Connecting & Outreach
The Creatus Project featured at The Canadian Association for Theatre Research 2025 Conference
Theatre Agora (Regina, CAN)
This spring, Dr. Julia Henderson was invited to speak on “Active Access Design for Senior Artists” in theatre and our work with The Creatus Project.
CATR 2025
On Interiority: Staging the Liminal.
More information: www.theatreagora.ca/catr-conference-2025
May 26th – 27th 2025
Theatre Agora (Regina, CAN)
The theme of this year’s conference invites us to think about interiority in all its facets, from the personal to the geopolitical and everything in between. We’re not the first to live in challenging times. In an age of hostility, which targets the most vulnerable among us, we have to reckon with the limitations of just empathy.

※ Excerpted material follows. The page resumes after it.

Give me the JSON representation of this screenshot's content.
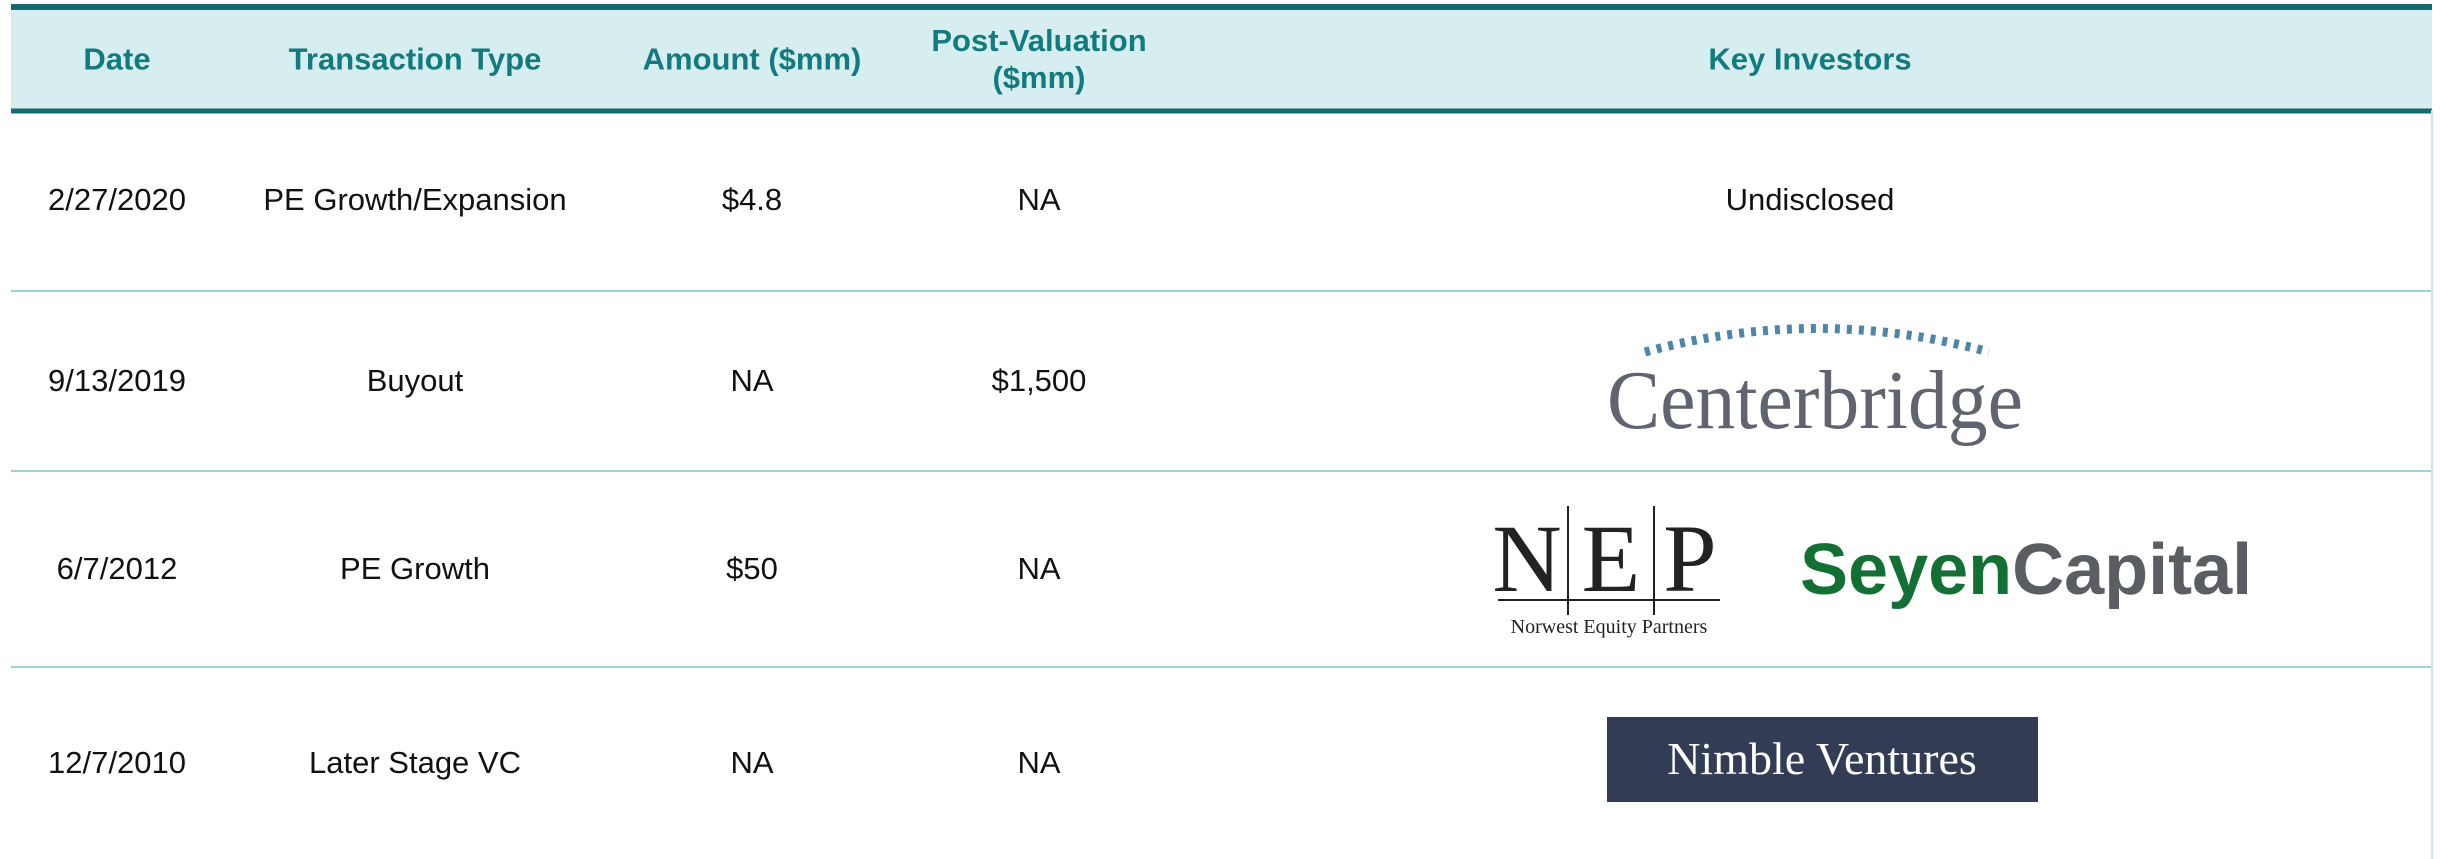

The conference provokes us to think about the thresholds that shape our experiences and inform our identities, whether political designations of domestic and foreign, relationships of the self to others, or deeply personal negotiations between psychic and emotional interiority and the ways we exteriorize these inner lives on the materiality of our bodies.


Ageing in the Performing Arts Test Kitchen: A Performance
Analysis of Anti-Ageist Active Access Designs
Presented by Dr. Julia Henderson (The Creatus Project & UBC)
The number and quality of opportunities for theatre professionals (performers, directors, stage managers, designers etc.) diminishes as they age, limiting their opportunities for creative expression, their ability to sustain an active and meaningful career, and their opportunities for income and associated benefits such as extended health care coverage. Professionals with disabilities can likewise encounter barriers to access and participation. The intersection of ageism and ableism is still an emerging area of study.
The Creatus Project developed the community-engaged, Canada Council-funded intergenerational Creatus Project to explore these issues, holding that creative approaches have the potential to challenge existing ageist and ableist structures and practices, and open up opportunities for old(er) professionals and performers living with disabilities, and to create intergenerational connections which have the potential to shift the industry over time. This paper represents a performance analysis of a public sharing event devised by the Creatus Project’s Playwriting and Creation working group. “Ageing in the Performing Arts Test Kitchen” was presented at Vancouver’s Performing Arts Lodge.
Using observations of the production, audience feedback, and participant brief reflections, we analyse how the performance employed creative accessibility strategies (including virtual participation), and shared content about ageism, ableism, and potential creative solutions related to design, directing, rehearsing and production, playwriting and devising, and institutional structures within the industry (e.g. unions, grant structures).
We argue that the performance highlighted key issues related to the little-studied intersections of ageism and ableism in theatre, furthered practices of accessibility and inclusion, and foregrounded the importance of intergenerational approaches.